Wpis z mikrobloga

@sebbs:

Na zeusa.

Żaden ze mnie kinomaniak, czy serialoholik, ale odkąd skończyłem Better Call Saul mam wrażenie, że nic już lepszego nie zobaczę w moim życiu. Nawet nie chce mi się mi odpalać żadnego tytułu. To był idealnie skrojony serial pod mój gust, trochę przegadany, z sznytem psychologicznym, z humorem. Z bohaterami którzy nie są jednoznacznie dobrzy czy jednoznacznie źli.
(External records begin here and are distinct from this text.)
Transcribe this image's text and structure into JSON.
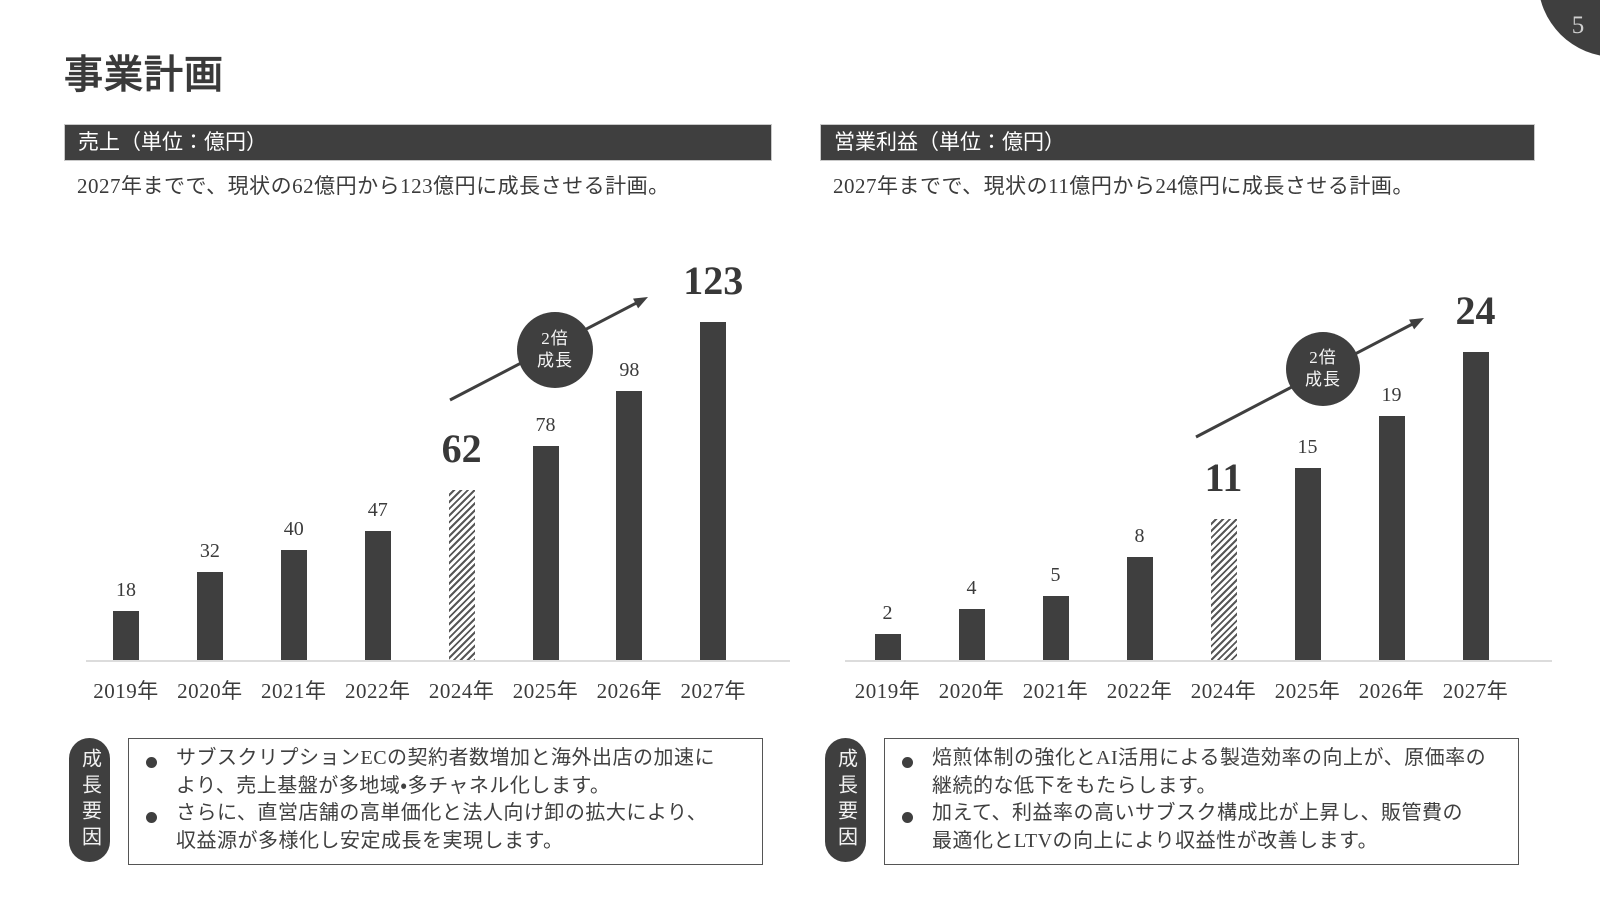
{
  "slide": {
    "title": "事業計画",
    "page_number": "5",
    "colors": {
      "dark": "#3f3f3f",
      "text": "#3b3b3b",
      "axis": "#dcdcdc",
      "badge_text": "#f5f5f5"
    }
  },
  "chart_data": [
    {
      "type": "bar",
      "title": "売上（単位：億円）",
      "subtitle": "2027年までで、現状の62億円から123億円に成長させる計画。",
      "unit": "億円",
      "categories": [
        "2019年",
        "2020年",
        "2021年",
        "2022年",
        "2024年",
        "2025年",
        "2026年",
        "2027年"
      ],
      "values": [
        18,
        32,
        40,
        47,
        62,
        78,
        98,
        123
      ],
      "hatched_index": 4,
      "emphasis_indices": [
        4,
        7
      ],
      "badge_lines": [
        "2倍",
        "成長"
      ],
      "ylim": [
        0,
        130
      ],
      "grid": false,
      "legend": "none",
      "growth_label": "成長要因",
      "bullets": [
        "サブスクリプションECの契約者数増加と海外出店の加速に\nより、売上基盤が多地域・多チャネル化します。",
        "さらに、直営店舗の高単価化と法人向け卸の拡大により、\n収益源が多様化し安定成長を実現します。"
      ]
    },
    {
      "type": "bar",
      "title": "営業利益（単位：億円）",
      "subtitle": "2027年までで、現状の11億円から24億円に成長させる計画。",
      "unit": "億円",
      "categories": [
        "2019年",
        "2020年",
        "2021年",
        "2022年",
        "2024年",
        "2025年",
        "2026年",
        "2027年"
      ],
      "values": [
        2,
        4,
        5,
        8,
        11,
        15,
        19,
        24
      ],
      "hatched_index": 4,
      "emphasis_indices": [
        4,
        7
      ],
      "badge_lines": [
        "2倍",
        "成長"
      ],
      "ylim": [
        0,
        26
      ],
      "grid": false,
      "legend": "none",
      "growth_label": "成長要因",
      "bullets": [
        "焙煎体制の強化とAI活用による製造効率の向上が、原価率の\n継続的な低下をもたらします。",
        "加えて、利益率の高いサブスク構成比が上昇し、販管費の\n最適化とLTVの向上により収益性が改善します。"
      ]
    }
  ]
}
Kocham całym sercem.

Proszę polećcie coś co mnie porwie i pozwoli zapomnieć o Kim i Jimmym i o tym, że ludzie się nie zmieniają.

Tylko bez The Wire i starych seriali powyżej dziesięciu lat, bez Sukcesji, która mi ewidentnie nie podeszła.

Z tych bardziej znanych pozycji to mam za sobą naturalnie Breaking Bad, The Boys czy polską Watahę.

#seriale #kiciochpyta #netflix #hbogo #bettercallsaul
  • 33
@sebbs: nie mam dobrych wieści ( ͡° ʖ̯ ͡°) tak samo czułem i od momentu jak skończyłem BCS nie obejrzałem więcej niż 2 odcinki jakiegokolwiek serialu ( ͡° ʖ̯ ͡°) ratuje się filmami
via Wykop Mobilny (Android)
  • 0
@sebbs: też nie jestem jakimś kinomaniakiem, także sorry jeśli wyjadę tu trywializmami - obejrzales Czarnobyl i wielka wodę? Z tym że to kilkuodcinkowe miniserie.